First was "what have I gotten myself into? I don't want to work 120 hour weeks for the rest of my life!" Followed "I'm going to do it anyways! It'll be fine!" I eventually just resigned to telling myself "you'll know when you rotate through surgery if its for you." But alas, my surgery rotation came and went, and by the end I was still just as on the fence about the whole surgery conundrum as before. So I began to break it down. I knew that there was nothing like being in the OR for me. That time flew when I was in it, and I missed it when I was out of it. But surgical clinic also left a bad taste in my mouth. I found myself enjoying the clinical aspect of medicine more than I anticipated, and I found clinic in general surgery too fixated on "to operate or not to operate?" Yet after leaving surgery and venturing into the realm of psychiatry, I found myself missing the faster paced lifestyle of the specialty.

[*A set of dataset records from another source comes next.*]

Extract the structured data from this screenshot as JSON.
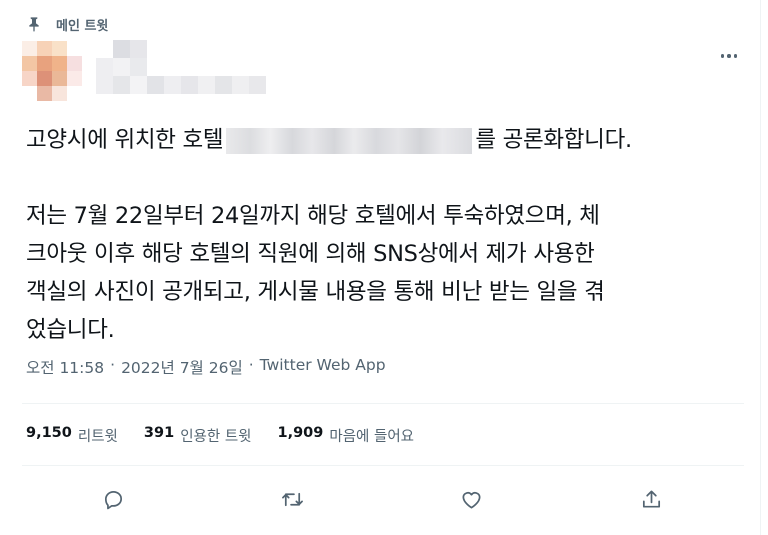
{
  "pinned": {
    "label": "메인 트윗",
    "icon": "pin-icon"
  },
  "tweet": {
    "line1_before": "고양시에 위치한 호텔",
    "line1_after": "를 공론화합니다.",
    "paragraph2_lines": [
      "저는 7월 22일부터 24일까지 해당 호텔에서 투숙하였으며, 체",
      "크아웃 이후 해당 호텔의 직원에 의해 SNS상에서 제가 사용한",
      "객실의 사진이 공개되고, 게시물 내용을 통해 비난 받는 일을 겪",
      "었습니다."
    ]
  },
  "meta": {
    "time": "오전 11:58",
    "sep1": "·",
    "date": "2022년 7월 26일",
    "sep2": "·",
    "source": "Twitter Web App"
  },
  "stats": {
    "retweets": {
      "num": "9,150",
      "label": "리트윗"
    },
    "quotes": {
      "num": "391",
      "label": "인용한 트윗"
    },
    "likes": {
      "num": "1,909",
      "label": "마음에 들어요"
    }
  },
  "actions": [
    "reply-icon",
    "retweet-icon",
    "like-icon",
    "share-icon"
  ],
  "colors": {
    "text": "#0f1419",
    "secondary": "#536471",
    "divider": "#eff3f4"
  }
}
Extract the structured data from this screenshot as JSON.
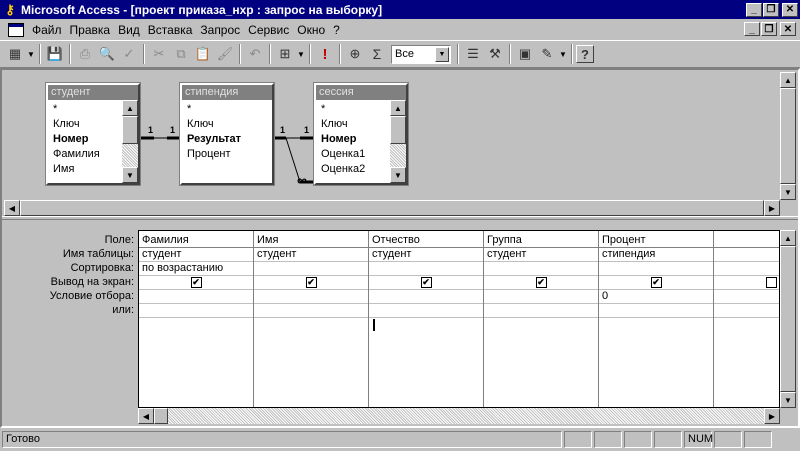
{
  "window": {
    "title": "Microsoft Access - [проект приказа_нхр : запрос на выборку]"
  },
  "menu": {
    "items": [
      "Файл",
      "Правка",
      "Вид",
      "Вставка",
      "Запрос",
      "Сервис",
      "Окно",
      "?"
    ]
  },
  "toolbar": {
    "top_values_combo": "Все",
    "sum_label": "Σ",
    "run_label": "!"
  },
  "tables": [
    {
      "name": "студент",
      "fields": [
        "*",
        "Ключ",
        "Номер",
        "Фамилия",
        "Имя"
      ],
      "bold": [
        "Номер"
      ]
    },
    {
      "name": "стипендия",
      "fields": [
        "*",
        "Ключ",
        "Результат",
        "Процент"
      ],
      "bold": [
        "Результат"
      ]
    },
    {
      "name": "сессия",
      "fields": [
        "*",
        "Ключ",
        "Номер",
        "Оценка1",
        "Оценка2"
      ],
      "bold": [
        "Номер"
      ]
    }
  ],
  "relations": [
    {
      "from": "студент",
      "to": "стипендия",
      "from_label": "1",
      "to_label": "1"
    },
    {
      "from": "стипендия",
      "to": "сессия",
      "from_label": "1",
      "to_label": "1"
    },
    {
      "from": "стипендия",
      "to": "сессия",
      "from_label": "",
      "to_label": "∞"
    }
  ],
  "grid": {
    "row_labels": [
      "Поле:",
      "Имя таблицы:",
      "Сортировка:",
      "Вывод на экран:",
      "Условие отбора:",
      "или:"
    ],
    "columns": [
      {
        "field": "Фамилия",
        "table": "студент",
        "sort": "по возрастанию",
        "show": true,
        "criteria": ""
      },
      {
        "field": "Имя",
        "table": "студент",
        "sort": "",
        "show": true,
        "criteria": ""
      },
      {
        "field": "Отчество",
        "table": "студент",
        "sort": "",
        "show": true,
        "criteria": ""
      },
      {
        "field": "Группа",
        "table": "студент",
        "sort": "",
        "show": true,
        "criteria": ""
      },
      {
        "field": "Процент",
        "table": "стипендия",
        "sort": "",
        "show": true,
        "criteria": "0"
      },
      {
        "field": "",
        "table": "",
        "sort": "",
        "show": false,
        "criteria": ""
      }
    ]
  },
  "status": {
    "text": "Готово",
    "num": "NUM"
  }
}
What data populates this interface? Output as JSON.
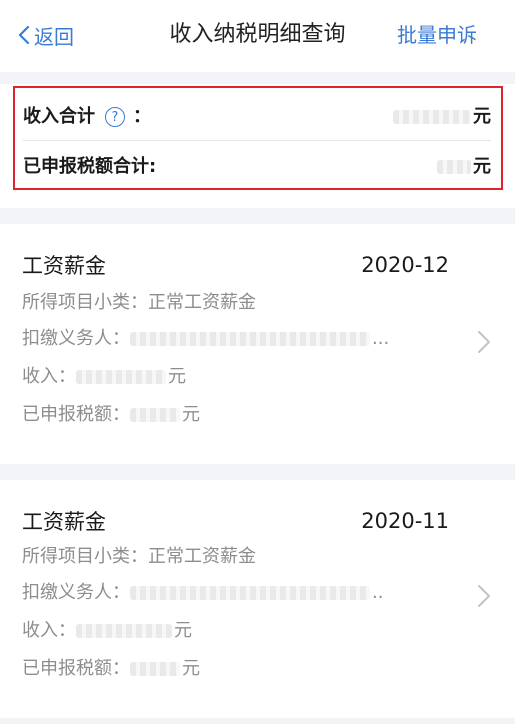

ENT was a specialty that first caught my eye during second year. I had a small group doc who specialized in laryngeal surgery and speech therapy, and he really tried pushing us to take a look at the field. But at the time, I was too hung up on the "to surgery or to medicine?" that I never stopped and said to myself "self? how about both?" It was a field I kept on my list but never really investigated... namely, because I had no idea what in the hell an "otolaryngologist" was or did. With no frame of reference, I wasn't in a position to realistically examine the field. But the seed was there, and as third year started and I began to have more interaction with various specialties, I began to notice that I was really digging this ENT stuff. The more I read about the field, the more it seemed to jive with my expectations and desires for how I wanted to practice medicine. There was a monday morning report I went to that was presented by the ENT department... and instead of sleeping through it I found myself taking notes. I scrubbed on a pharyngolaryngectomy with a free jejunal transplant and even though I was on the colorectal service and was parked by the abdomen, supposed to be focused on the jejunal resection, I found myself fixated instead on the bilateral neck dissection. It was the small things that slowly roped me in, and after extensive email conversations and a few tall coffees with a couple members of the faculty, I've finally come to a decision. I said to myself: "Self, you're going to match into otolaryngology."
Along those lines, I'm going to be guest-posting about my experiences in discovering ENT, rotating through ENT, applying, and such over at headmirror.com (see the new side banner). If you're considering ENT, I suggest you check it out - there's a lot of great info on the site. All I can say is that its incredibly exciting to find that niche of medicine which really vibes with your persona. When I decided to commit myself to the field and really get after it, all I felt was this overwhelming sense of relief. I think that was really telling.